Up to now, we have focused on your horse. What about you and your position when mounted? Your weight, alignment (right to left, forward to back posture), flexibility and coordination are critical factors in biomechanical riding. The default posture is balanced with respect to gravity. Each equestrian discipline will have variations on this posture. Here is a cutting horse (Morgan mare) with her rider in the default posture, allowing freedom of navigation, balance and agile response to a calf.
A cutting horse with balanced rider. Note that the horse has its legs placed to control her center of mass unified with her rider.
Finally, we come to saddle placement. Too many trainers and riders position a saddle too far up on the withers. This practice interferes with the action of the shoulder blade and/or pinches the big muscle at the withers. Some horses tolerate this, but will be consistently hollow, going around in an “inverted” posture with a bulging lower neck. Gadgets like draw reins, longeing apparatus with pulleys, will generally not solve this problem, because horses are ingenious at evasions. If a horse is asymmetric in its body or gaits, the places to look for are rider position and saddle fit. In general, as a horse develops positively, the saddle of any discipline should be checked for fit and re-stuffed if appropriate. Further, the internal construction of a saddle should have a tree that does not irritate the back. If you place a saddle on a symmetrical form and its tree is distorted, it is worthless as an interface between you and your horse. An old saddle may be unsafe if its billets and construction have decayed.

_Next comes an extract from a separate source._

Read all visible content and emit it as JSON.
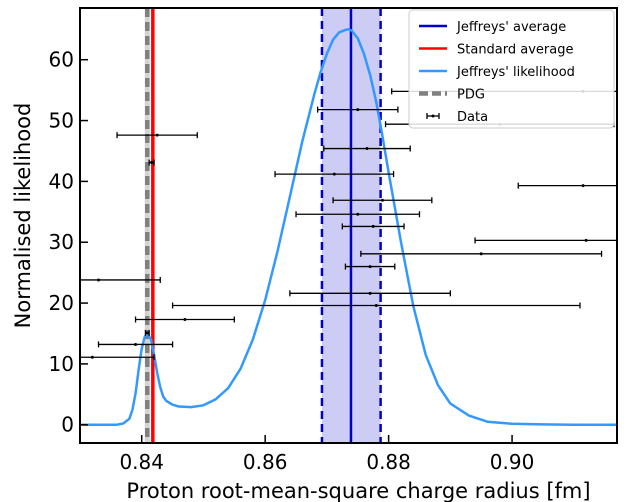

This computer model of a saddled horse shows correct placement of tack away from interference with the shoulder and muscles over the withers. Large back muscles are not pinched if the gullet of the saddle is the appropriate width. It needs to be wide enough that the upward processes of the vertebrae are not rubbed. The girth needs to be of a material that is not stiff or irritating, plus adjusted safely without being too tight.
The utility of this approach is that you can analyze the way your horse moves with or without your being mounted. And you can do it at your own pace, with the kind(s) of analysis you wish to make.